States agree on water-savings model for Colorado River

In a letter sent to the Bureau of Reclamation Jan. 30, six states agreed to a model to cut back on Colorado River water use.
Six states, including Arizona, Nevada, New Mexico, Colorado, Utah and Wyoming, agreed to a model to cut back on Colorado River water use while California released its own plan.

In a letter sent to the Bureau of Reclamation, Washington, D.C., Jan. 30, six states, including Arizona, Nevada, New Mexico, Colorado, Utah and Wyoming, agreed to a model to cut back on Colorado River water use.

The model “suggests a number of specific modifications to operations of Lake Powell and Lake Mead, protecting water delivery through 2025, when the ’07 Guidelines expire,” according to the Arizona Department of Water Resources.

Water agencies in the seventh state, California, released their own plan.

“The alternative provides a realistic and implementable framework to address reduced inflows and declining reservoir elevations by building on voluntary agreements and past collaborative efforts in order to minimize implementation delays. California’s alternative protects critical elevations and uses adaptive management to protect critical reservoir elevations through the interim period,” JB Hamby, chair of Colorado River Board of California and California’s Colorado River Commissioner, wrote in the letter to the Bureau of Reclamation.

Irrigation Association Advocacy Director Nathan Bowen says that it is essential that the methods used to sustain a model of responsible water use in the basin must be efficient and that there are a number of entities affected by these decisions — not just those who take advantage of the water provided by the river.

“As states and the federal government continue to grapple with serious drought conditions in the West, it is imperative any framework prioritizes the use of water efficiency tools and systems, takes into account the interests of impacted stakeholders and industries, and recognizes the positive socioeconomic impacts on the agriculture and landscape sectors,” says Bowen.

John Entsminger, Southern Nevada Water Authority general manager, says he has a positive outlook on the future of collaboration, asserting in the group of six’s letter that the goal is to eventually develop a seven-state solution.

“While our goal remains achieving a seven-state agreement, developing and submitting this consensus-based alternative is a positive step forward in a multi-phased environmental review process critical to protecting the Colorado River system,” he says.

“I don’t view not having unanimity at one step in that process to be a failure,” Entsminger reiterated in an interview with The Associated Press. “I think all seven states are still committed to working together.”

The model the group of six put together includes accounting for water lost through evaporation and transportation. The plan that California released Jan. 31 does not.

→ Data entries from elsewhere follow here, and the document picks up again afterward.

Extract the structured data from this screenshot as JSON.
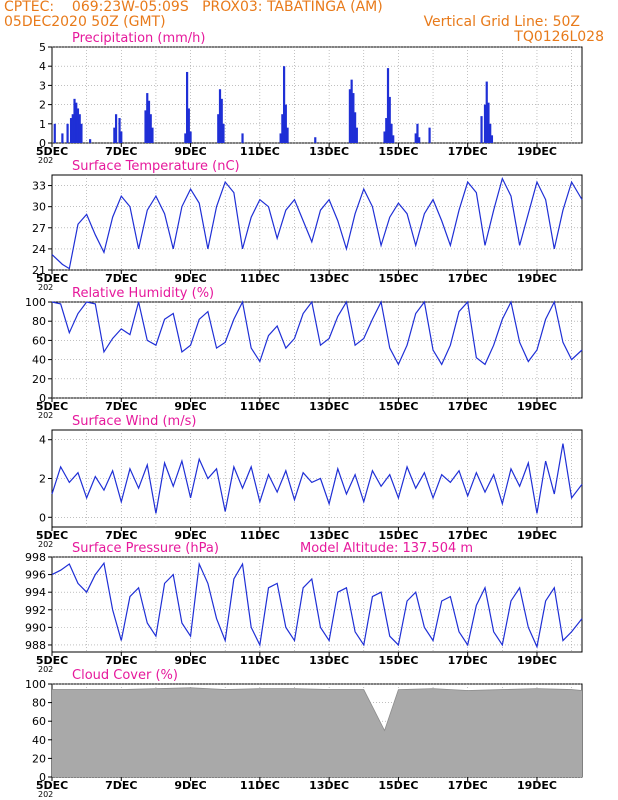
{
  "header": {
    "line1": "CPTEC:    069:23W-05:09S   PROX03: TABATINGA (AM)",
    "line2_left": "05DEC2020 50Z (GMT)",
    "line2_right": "Vertical Grid Line: 50Z",
    "line3_right": "TQ0126L028",
    "color": "#e87a1a"
  },
  "colors": {
    "title": "#e6199c",
    "series": "#1f2fd6",
    "cloud": "#a9a9a9",
    "axis": "#000000",
    "grid": "#9a9a9a"
  },
  "x_tick_labels": [
    "5DEC",
    "7DEC",
    "9DEC",
    "11DEC",
    "13DEC",
    "15DEC",
    "17DEC",
    "19DEC"
  ],
  "x_start_label_tail": "202",
  "x_range_days": [
    0,
    15.3
  ],
  "chart_data": [
    {
      "type": "bar",
      "title": "Precipitation (mm/h)",
      "ylim": [
        0,
        5
      ],
      "yticks": [
        0,
        1,
        2,
        3,
        4,
        5
      ],
      "x_days": [
        0.08,
        0.3,
        0.45,
        0.55,
        0.6,
        0.65,
        0.7,
        0.75,
        0.8,
        0.85,
        1.1,
        1.8,
        1.85,
        1.95,
        2.0,
        2.7,
        2.75,
        2.8,
        2.85,
        2.9,
        3.85,
        3.9,
        3.95,
        4.0,
        4.8,
        4.85,
        4.9,
        4.95,
        5.5,
        6.6,
        6.65,
        6.7,
        6.75,
        6.8,
        7.6,
        8.6,
        8.65,
        8.7,
        8.75,
        8.8,
        9.6,
        9.65,
        9.7,
        9.75,
        9.8,
        9.85,
        10.5,
        10.55,
        10.6,
        10.9,
        12.4,
        12.5,
        12.55,
        12.6,
        12.65,
        12.7
      ],
      "values": [
        1.0,
        0.5,
        1.0,
        1.3,
        1.5,
        2.3,
        2.1,
        1.8,
        1.5,
        1.0,
        0.2,
        0.8,
        1.5,
        1.3,
        0.6,
        1.7,
        2.6,
        2.2,
        1.5,
        0.8,
        0.5,
        3.7,
        1.8,
        0.6,
        1.5,
        2.8,
        2.3,
        1.0,
        0.5,
        0.5,
        1.5,
        4.0,
        2.0,
        0.8,
        0.3,
        2.8,
        3.3,
        2.6,
        1.6,
        0.8,
        0.6,
        1.3,
        3.9,
        2.4,
        1.0,
        0.4,
        0.5,
        1.0,
        0.3,
        0.8,
        1.4,
        2.0,
        3.2,
        2.1,
        1.0,
        0.4
      ]
    },
    {
      "type": "line",
      "title": "Surface Temperature (nC)",
      "ylim": [
        21,
        34.5
      ],
      "yticks": [
        21,
        24,
        27,
        30,
        33
      ],
      "x_days": [
        0,
        0.3,
        0.5,
        0.75,
        1.0,
        1.25,
        1.5,
        1.75,
        2.0,
        2.25,
        2.5,
        2.75,
        3.0,
        3.25,
        3.5,
        3.75,
        4.0,
        4.25,
        4.5,
        4.75,
        5.0,
        5.25,
        5.5,
        5.75,
        6.0,
        6.25,
        6.5,
        6.75,
        7.0,
        7.25,
        7.5,
        7.75,
        8.0,
        8.25,
        8.5,
        8.75,
        9.0,
        9.25,
        9.5,
        9.75,
        10.0,
        10.25,
        10.5,
        10.75,
        11.0,
        11.25,
        11.5,
        11.75,
        12.0,
        12.25,
        12.5,
        12.75,
        13.0,
        13.25,
        13.5,
        13.75,
        14.0,
        14.25,
        14.5,
        14.75,
        15.0,
        15.3
      ],
      "values": [
        23.2,
        21.8,
        21.2,
        27.5,
        28.9,
        26.0,
        23.5,
        28.5,
        31.5,
        30.0,
        24.0,
        29.5,
        31.5,
        29.0,
        24.0,
        30.0,
        32.5,
        30.5,
        24.0,
        30.0,
        33.5,
        32.0,
        24.0,
        28.5,
        31.0,
        30.0,
        25.5,
        29.5,
        31.0,
        28.0,
        25.0,
        29.5,
        31.0,
        28.0,
        24.0,
        29.0,
        32.5,
        30.0,
        24.5,
        28.5,
        30.5,
        29.0,
        24.5,
        29.0,
        31.0,
        28.0,
        24.5,
        29.5,
        33.5,
        32.0,
        24.5,
        29.5,
        34.0,
        31.5,
        24.5,
        29.0,
        33.5,
        31.0,
        24.0,
        29.5,
        33.5,
        31.0
      ]
    },
    {
      "type": "line",
      "title": "Relative Humidity (%)",
      "ylim": [
        0,
        100
      ],
      "yticks": [
        0,
        20,
        40,
        60,
        80,
        100
      ],
      "x_days": [
        0,
        0.25,
        0.5,
        0.75,
        1.0,
        1.25,
        1.5,
        1.75,
        2.0,
        2.25,
        2.5,
        2.75,
        3.0,
        3.25,
        3.5,
        3.75,
        4.0,
        4.25,
        4.5,
        4.75,
        5.0,
        5.25,
        5.5,
        5.75,
        6.0,
        6.25,
        6.5,
        6.75,
        7.0,
        7.25,
        7.5,
        7.75,
        8.0,
        8.25,
        8.5,
        8.75,
        9.0,
        9.25,
        9.5,
        9.75,
        10.0,
        10.25,
        10.5,
        10.75,
        11.0,
        11.25,
        11.5,
        11.75,
        12.0,
        12.25,
        12.5,
        12.75,
        13.0,
        13.25,
        13.5,
        13.75,
        14.0,
        14.25,
        14.5,
        14.75,
        15.0,
        15.3
      ],
      "values": [
        100,
        98,
        68,
        88,
        100,
        98,
        48,
        62,
        72,
        66,
        100,
        60,
        55,
        82,
        88,
        48,
        55,
        82,
        90,
        52,
        58,
        82,
        100,
        52,
        38,
        65,
        75,
        52,
        62,
        88,
        100,
        55,
        62,
        85,
        100,
        55,
        62,
        82,
        100,
        52,
        35,
        55,
        88,
        100,
        50,
        35,
        55,
        90,
        100,
        42,
        35,
        55,
        82,
        100,
        58,
        38,
        50,
        82,
        100,
        58,
        40,
        50
      ]
    },
    {
      "type": "line",
      "title": "Surface Wind (m/s)",
      "ylim": [
        -0.5,
        4.5
      ],
      "yticks": [
        0,
        2,
        4
      ],
      "x_days": [
        0,
        0.25,
        0.5,
        0.75,
        1.0,
        1.25,
        1.5,
        1.75,
        2.0,
        2.25,
        2.5,
        2.75,
        3.0,
        3.25,
        3.5,
        3.75,
        4.0,
        4.25,
        4.5,
        4.75,
        5.0,
        5.25,
        5.5,
        5.75,
        6.0,
        6.25,
        6.5,
        6.75,
        7.0,
        7.25,
        7.5,
        7.75,
        8.0,
        8.25,
        8.5,
        8.75,
        9.0,
        9.25,
        9.5,
        9.75,
        10.0,
        10.25,
        10.5,
        10.75,
        11.0,
        11.25,
        11.5,
        11.75,
        12.0,
        12.25,
        12.5,
        12.75,
        13.0,
        13.25,
        13.5,
        13.75,
        14.0,
        14.25,
        14.5,
        14.75,
        15.0,
        15.3
      ],
      "values": [
        1.2,
        2.6,
        1.8,
        2.3,
        1.0,
        2.1,
        1.4,
        2.4,
        0.8,
        2.5,
        1.5,
        2.7,
        0.2,
        2.8,
        1.6,
        2.9,
        1.0,
        3.0,
        2.0,
        2.5,
        0.3,
        2.6,
        1.5,
        2.6,
        0.8,
        2.2,
        1.3,
        2.4,
        0.9,
        2.3,
        1.8,
        2.0,
        0.7,
        2.5,
        1.2,
        2.2,
        0.8,
        2.4,
        1.6,
        2.2,
        1.0,
        2.6,
        1.5,
        2.3,
        1.0,
        2.2,
        1.8,
        2.4,
        1.1,
        2.3,
        1.3,
        2.2,
        0.7,
        2.5,
        1.6,
        2.8,
        0.2,
        2.9,
        1.2,
        3.8,
        1.0,
        1.7
      ]
    },
    {
      "type": "line",
      "title": "Surface Pressure (hPa)",
      "annotation": "Model Altitude: 137.504 m",
      "ylim": [
        987.2,
        998
      ],
      "yticks": [
        988,
        990,
        992,
        994,
        996,
        998
      ],
      "x_days": [
        0,
        0.25,
        0.5,
        0.75,
        1.0,
        1.25,
        1.5,
        1.75,
        2.0,
        2.25,
        2.5,
        2.75,
        3.0,
        3.25,
        3.5,
        3.75,
        4.0,
        4.25,
        4.5,
        4.75,
        5.0,
        5.25,
        5.5,
        5.75,
        6.0,
        6.25,
        6.5,
        6.75,
        7.0,
        7.25,
        7.5,
        7.75,
        8.0,
        8.25,
        8.5,
        8.75,
        9.0,
        9.25,
        9.5,
        9.75,
        10.0,
        10.25,
        10.5,
        10.75,
        11.0,
        11.25,
        11.5,
        11.75,
        12.0,
        12.25,
        12.5,
        12.75,
        13.0,
        13.25,
        13.5,
        13.75,
        14.0,
        14.25,
        14.5,
        14.75,
        15.0,
        15.3
      ],
      "values": [
        996.0,
        996.5,
        997.2,
        995.0,
        994.0,
        996.0,
        997.3,
        992.0,
        988.5,
        993.5,
        994.5,
        990.5,
        989.0,
        995.0,
        996.0,
        990.5,
        989.0,
        997.2,
        995.0,
        991.0,
        988.5,
        995.5,
        997.2,
        990.0,
        988.0,
        994.5,
        995.0,
        990.0,
        988.5,
        994.5,
        995.5,
        990.0,
        988.5,
        994.0,
        994.5,
        989.5,
        988.0,
        993.5,
        994.0,
        989.0,
        988.0,
        993.0,
        994.0,
        990.0,
        988.5,
        993.0,
        993.5,
        989.5,
        988.0,
        992.5,
        994.5,
        989.5,
        988.0,
        993.0,
        994.5,
        990.0,
        987.8,
        993.0,
        994.5,
        988.5,
        989.5,
        991.0
      ]
    },
    {
      "type": "area",
      "title": "Cloud Cover (%)",
      "ylim": [
        0,
        100
      ],
      "yticks": [
        0,
        20,
        40,
        60,
        80,
        100
      ],
      "x_days": [
        0,
        1,
        2,
        3,
        4,
        5,
        6,
        7,
        8,
        9,
        9.6,
        10,
        11,
        12,
        13,
        14,
        15,
        15.3
      ],
      "values": [
        94,
        94,
        94,
        95,
        96,
        94,
        95,
        95,
        94,
        94,
        50,
        94,
        95,
        93,
        94,
        95,
        94,
        93
      ]
    }
  ]
}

“Historically, Coachella Valley Water District and our agricultural community have invested heavily in its irrigation delivery system to minimize water loss, including canal lining projects, a closed pipe irrigation distribution system and installing drip irrigation,” says Jim Barrett, general manager, CVWD. “We have prioritized the efficient use of Colorado River water over the long term. We also took action last year with other California agencies to voluntarily identify a collection of Colorado River water conservation and reduction actions to save 400,000 acre-feet annually through 2026. We support our California partners and are committed to reaching a 7-basin state consensus on a framework for additional water use reductions through 2026.”

According to the California water board, the six-state solution’s inclusion of allocative adjustments based on evaporative loss is in conflict with the extant legal framework.

“The six-state proposal would direct the majority of water use reductions needed in the Lower Basin to California water users through a new apportionment method based on ‘system and evaporative losses.’ The proposal directly conflicts with the existing Law of the River and the current water rights system and mandates cutback without providing tools to manage reductions,” reads the letter published by the State of California’s Water Board.

Other members of the board are confident that California’s approach is the right one.

“Twenty years ago, California adopted the largest water conservation-and-transfer agreement in U.S. history that not only supports the bulk of our nation’s food system but also sustains the environment. This multi-billion-dollar conservation-focused framework – the Quantification Settlement Agreement – is the blueprint for other states to follow. California has done its part and is willing to do more, but it’s time for the other states to step up and create their own conservation programs that sustain the quality of life in their communities,” says Jim Madaffer, vice chair of the Colorado River Board of California, representing the San Diego County Water Authority.

Despite the differences between the two proposals, the IA’s Bowen says that the industry is committed to a sustainable outcome through collaboration.

“Our industry stands ready to contribute in a meaningful way to dialogue and solutions that have a lasting impact on the sustainability of our nation’s water resources,” says Bowen.